Question

1. suppose you knew $f(x)=x^{2}-8x - 9=(x + 1)(x - 9)$. the zeros are ____. find the vertex using the zeros.
2. similar to one of the problems in wiley consider the following function: $y=x(x - 4)-6(x - 4)$

a. write the function in standard form, $y = ax^{2}+bx + c$, and identify $a,b,c$ and the vertical intercept.
b. write the function in factored form, $y=a(x - r)(x - s)$, and identify $r,s$ and the zeros.
c. write the function in vertex form, $y=a(x - h)^{2}+k$, and identify the vertex.
d. use all the information above to sketch a graph of the function. make sure to very clearly show all of the features listed above on your graph. hint: you might want to scale the vertical axis by units of 2 in order to fit the value of $c$ on the graph.

Explanation:

Step1: Find zeros and vertex for \(f(x)=x^{2}-8x - 9\)

For zeros, set \((x + 1)(x - 9)=0\), so \(x=-1,9\). For vertex \(x\) - coordinate, use \(h=\frac{-1 + 9}{2}=4\), then find \(y\) - coordinate.

Step2: Expand to standard form for \(y=x(x - 4)-6(x - 4)\)

Multiply out terms: \(y=x^{2}-4x-6x + 24=x^{2}-10x + 24\), identify \(a,b,c\) and vertical - intercept.

Step3: Factor the function

Factor out common factor \((x - 4)\) to get \(y=(x - 4)(x - 6)\), identify \(r,s\) and zeros.

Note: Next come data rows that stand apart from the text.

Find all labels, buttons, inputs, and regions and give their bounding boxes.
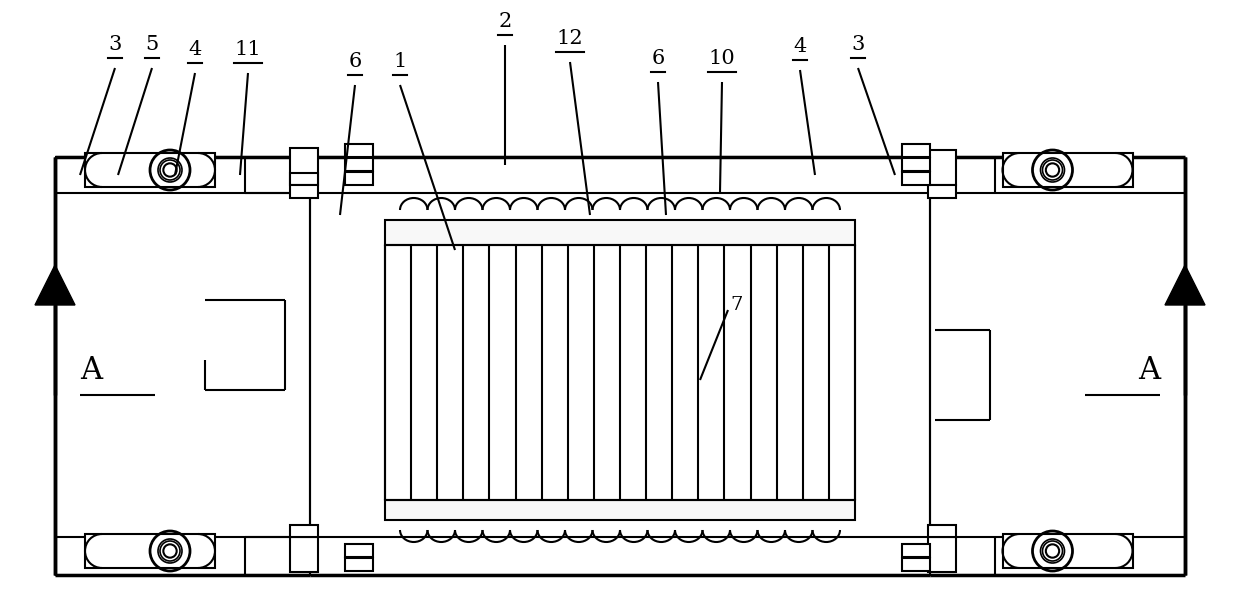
Bar [928,185,956,198]
Text: 3: 3 [852,35,864,54]
Bar [928,525,956,537]
Bar [290,525,317,537]
Bar [901,144,930,157]
Polygon shape [35,265,74,305]
Text: 1: 1 [393,52,407,71]
Text: 6: 6 [651,49,665,68]
Bar [290,173,317,185]
Bar [901,544,930,557]
Bar [1002,153,1132,187]
Text: 4: 4 [188,40,202,59]
Text: A: A [1138,354,1159,386]
Bar [928,150,956,185]
Text: 3: 3 [108,35,122,54]
Bar [345,544,373,557]
Text: 7: 7 [730,296,743,314]
Text: 11: 11 [234,40,262,59]
Bar [345,558,373,571]
Text: 2: 2 [498,12,512,31]
Bar [345,144,373,157]
Bar [384,220,856,245]
Text: 4: 4 [794,37,807,56]
Text: 5: 5 [145,35,159,54]
Bar [384,245,856,500]
Text: 10: 10 [708,49,735,68]
Bar [928,537,956,572]
Text: 6: 6 [348,52,362,71]
Bar [1002,534,1132,568]
Bar [901,558,930,571]
Bar [345,158,373,171]
Bar [345,172,373,185]
Bar [86,534,215,568]
Bar [86,153,215,187]
Bar [290,185,317,198]
Bar [384,500,856,520]
Polygon shape [1166,265,1205,305]
Bar [290,148,317,183]
Text: A: A [81,354,102,386]
Bar [901,172,930,185]
Bar [290,537,317,572]
Bar [901,158,930,171]
Text: 12: 12 [557,29,583,48]
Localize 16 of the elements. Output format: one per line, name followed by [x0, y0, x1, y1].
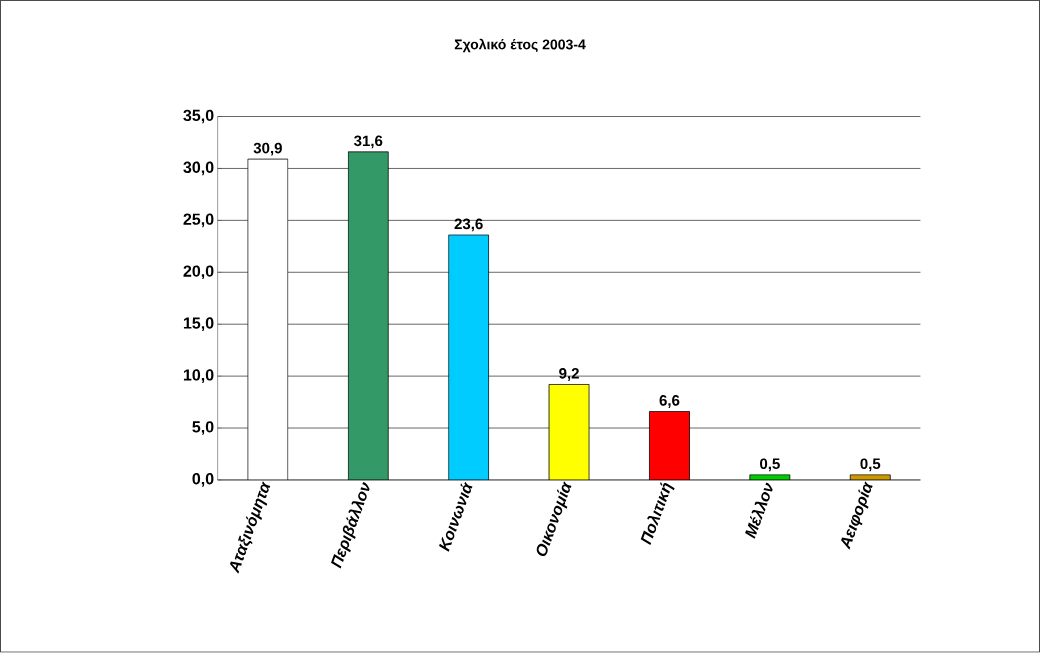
y-tick-label: 25,0 — [183, 213, 214, 228]
data-label: 30,9 — [253, 142, 282, 156]
data-label: 0,5 — [760, 458, 780, 472]
chart-title: Σχολικό έτος 2003-4 — [454, 38, 586, 53]
y-tick-label: 20,0 — [183, 265, 214, 280]
y-tick-label: 35,0 — [183, 109, 214, 124]
y-tick-label: 10,0 — [183, 369, 214, 384]
data-label: 31,6 — [353, 135, 383, 149]
data-label: 0,5 — [860, 458, 881, 472]
y-tick-label: 0,0 — [192, 473, 214, 487]
data-label: 9,2 — [559, 368, 579, 382]
data-label: 6,6 — [659, 395, 680, 409]
data-label: 23,6 — [454, 218, 483, 232]
y-tick-label: 30,0 — [183, 161, 214, 176]
y-tick-label: 15,0 — [183, 317, 214, 332]
y-tick-label: 5,0 — [192, 421, 214, 436]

Step4: Complete the square for vertex form

Rewrite \(x^{2}-10x + 24\) as \((x - 5)^{2}-1\) to find vertex.

Step5: Sketch the graph

Use zeros, vertical intercept and vertex to draw the parabola.

Answer:

1.

Zeros:

The zeros of \(f(x)=x^{2}-8x - 9=(x + 1)(x - 9)\) are \(x=-1\) and \(x = 9\).
The \(x\) - coordinate of the vertex of a parabola \(y = a(x - r)(x - s)\) is \(h=\frac{r + s}{2}\). Here \(r=-1\) and \(s = 9\), so \(h=\frac{-1+9}{2}=4\).
Substitute \(x = 4\) into \(y=x^{2}-8x - 9\): \(y=4^{2}-8\times4-9=16-32 - 9=-25\). The vertex is \((4,-25)\).

2.

a.

First, expand \(y=x(x - 4)-6(x - 4)\):
\[

$$\begin{align*} y&=x^{2}-4x-6x + 24\\ y&=x^{2}-10x + 24 \end{align*}$$

\]
Here \(a = 1\), \(b=-10\), \(c = 24\). The vertical - intercept is the value of \(y\) when \(x = 0\), so when \(x = 0\), \(y=24\).

b.

Factor \(y=x(x - 4)-6(x - 4)\) as \(y=(x - 4)(x - 6)\). Here \(a = 1\), \(r = 4\), \(s = 6\), and the zeros are \(x = 4\) and \(x = 6\).

c.

Complete the square for \(y=x^{2}-10x + 24\).
\[

$$\begin{align*} y&=x^{2}-10x+24\\ y&=(x^{2}-10x+25)-25 + 24\\ y&=(x - 5)^{2}-1 \end{align*}$$

\]
The vertex is \((5,-1)\).

d.

• Zeros: Mark the points \((4,0)\) and \((6,0)\) on the \(x\) - axis.
• Vertical intercept: Mark the point \((0,24)\) on the \(y\) - axis.
• Vertex: Mark the point \((5,-1)\).

The parabola opens upward (since \(a = 1>0\)). Sketch a smooth curve passing through these points.